New approaches to chronic disease surveillance and epidemiology are emerging that, if guided by a population health perspective, have enormous potential to advance our understanding of chronic diseases. It is already clear that these systems will be increasingly driven by participatory ethics (see the 2010 article by Freifeld et al. in PLoS Medicine) and will collect and rapidly make sense of valuable new streams of data, drawn from distributed networks of sensors and connected devices. They will bring growing numbers of people (see notes below) and their daily experiences of health, disease, medicine and the environment under increasing statistical scrutiny (cf. RWJF Project HealthDesign), with many potential benefits. It is likely that such approaches will generate new, useful clinical knowledge. A recent analysis of data volunteered by individuals using CureTogether, for example, has identified a new symptom marker that predicts negative response to a specific migraine treatment.
But the materialization of an epidemiological advance from these tools will be more complex and less certain. It will, in fact, turn on our ability to use them to marshal a new hunt for primary causes – that will complement the traditional clinical and public health focus on secondary risk factors that has dominated them so far.
Even then, there may still be very difficult challenges. For example, it is worth considering the possibility that it may be too late to search for the primary cause(s) of a number of chronic diseases in the urban areas of high-income countries. In these settings, exposure to the primary causes of a given disease may already be ubiquitous across the population. Without variability in exposure to the disease’s primary causes, all that would be revealed are the effects of secondary risk factors. Similarly, repeated investigations over short periods will only be informative if they capture a dramatic, and thus unusual, change in lifestyle or environmental exposures.
In other words, our odds of making fundamental discoveries are tied to our ability to develop tools and systems that help us collectively uncover a new list of primary risk factors and hypotheses. To do this might mean we engage communities that display a broad range of prevalence (urban vs. rural areas of low income countries), or populations that abruptly change their environment and lifestyle (immigrants, refugees, adoptees, etc.) Such efforts would have a much greater probability of identifying primary causes of the chronic diseases we’re targeting, especially if the confounding role of secondary causes is also accounted for.

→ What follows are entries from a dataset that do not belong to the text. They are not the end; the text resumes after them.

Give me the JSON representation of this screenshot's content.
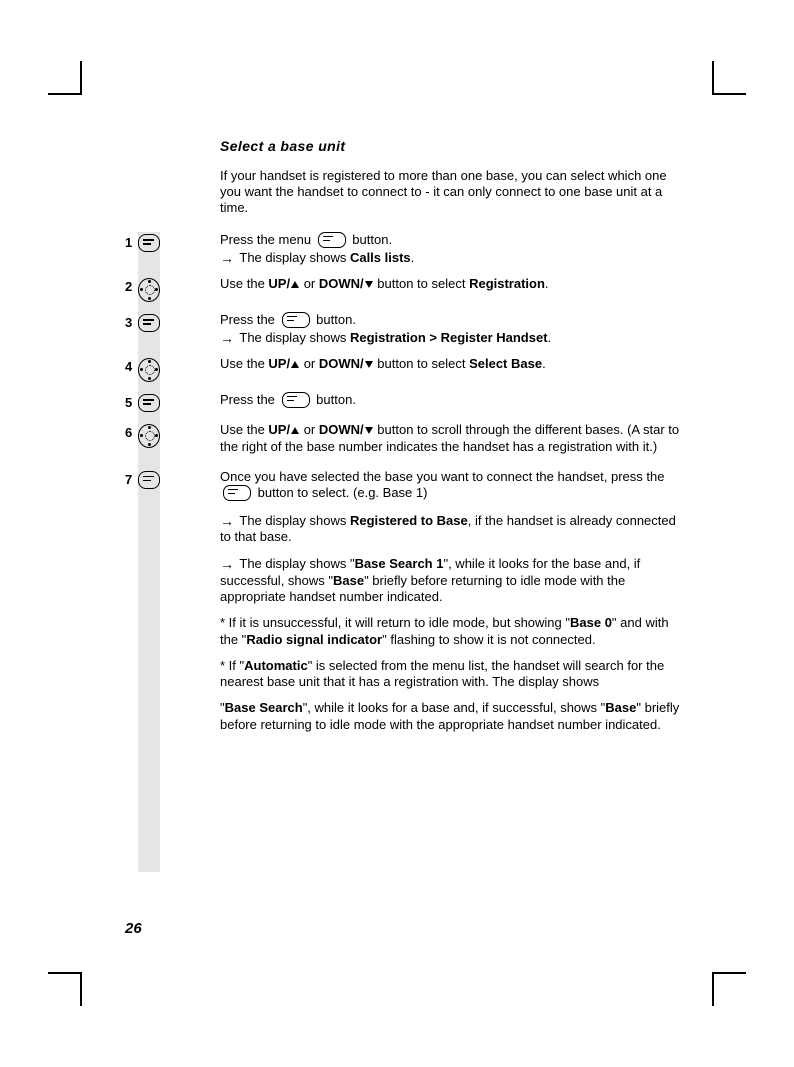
{
  "heading": "Select a base unit",
  "intro": "If your handset is registered to more than one base, you can select which one you want the handset to connect to - it can only connect to one base unit at a time.",
  "steps": {
    "s1": {
      "num": "1",
      "line": "Press the menu",
      "after": " button.",
      "result_pre": "The display shows ",
      "result_b": "Calls lists",
      "result_post": "."
    },
    "s2": {
      "num": "2",
      "pre": "Use the ",
      "up": "UP/",
      "mid": " or ",
      "down": "DOWN/",
      "post": " button to select ",
      "target": "Registration",
      "end": "."
    },
    "s3": {
      "num": "3",
      "line": "Press the",
      "after": " button.",
      "result_pre": "The display shows ",
      "result_b": "Registration > Register Handset",
      "result_post": "."
    },
    "s4": {
      "num": "4",
      "pre": "Use the ",
      "up": "UP/",
      "mid": " or ",
      "down": "DOWN/",
      "post": " button to select ",
      "target": "Select Base",
      "end": "."
    },
    "s5": {
      "num": "5",
      "line": "Press the",
      "after": " button."
    },
    "s6": {
      "num": "6",
      "pre": "Use the ",
      "up": "UP/",
      "mid": " or ",
      "down": "DOWN/",
      "post": " button to scroll through the different bases. (A star to the right of the base number indicates the handset has a registration with it.)"
    },
    "s7": {
      "num": "7",
      "line1": "Once you have selected the base you want to connect the handset, press the ",
      "line1b": " button to select. (e.g. Base 1)"
    }
  },
  "extra": {
    "p1_pre": "The display shows ",
    "p1_b": "Registered to Base",
    "p1_post": ", if the handset is already connected to that base.",
    "p2_pre": "The display shows \"",
    "p2_b1": "Base Search 1",
    "p2_mid": "\", while it looks for the base and, if successful, shows \"",
    "p2_b2": "Base",
    "p2_post": "\" briefly before returning to idle mode with the appropriate handset number indicated.",
    "p3_pre": "* If it is unsuccessful, it will return to idle mode, but showing \"",
    "p3_b1": "Base 0",
    "p3_mid": "\" and with the \"",
    "p3_b2": "Radio signal indicator",
    "p3_post": "\" flashing to show it is not connected.",
    "p4_pre": "* If \"",
    "p4_b": "Automatic",
    "p4_post": "\" is selected from the menu list, the handset will search for the nearest base unit that it has a registration with. The display shows",
    "p5_pre": "\"",
    "p5_b1": "Base Search",
    "p5_mid": "\", while it looks for a base and, if successful, shows \"",
    "p5_b2": "Base",
    "p5_post": "\" briefly before returning to idle mode with the appropriate handset number indicated."
  },
  "page_number": "26"
}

Our new systems should help us explain the overall rates of asthma in populations, its global gradients and time trends, and do so with some evolutionary probability. We need to pause to reflect on the u-turn that the prevalence of asthma has done and re-double our efforts to piece together the rules that underlie the surge, pause and decline in the prevalence of asthma. It will also almost certainly mean evolving our approaches to better sample experience, understand context, lifestyle and environment, and to look for connections where there may not be evidence of an effect on individuals.
In a recent article in Science on open mHealth architecture, Deborah Estrin and Ida Sim noted that if only 1 out of every 250 patients in the US taking antidepressants participated in a collaborative study of their long term efficacy, more than 100,000 patients enrolled would exceed the total number of patients enrolled in all antidepressant studies conducted worldwide since 2005.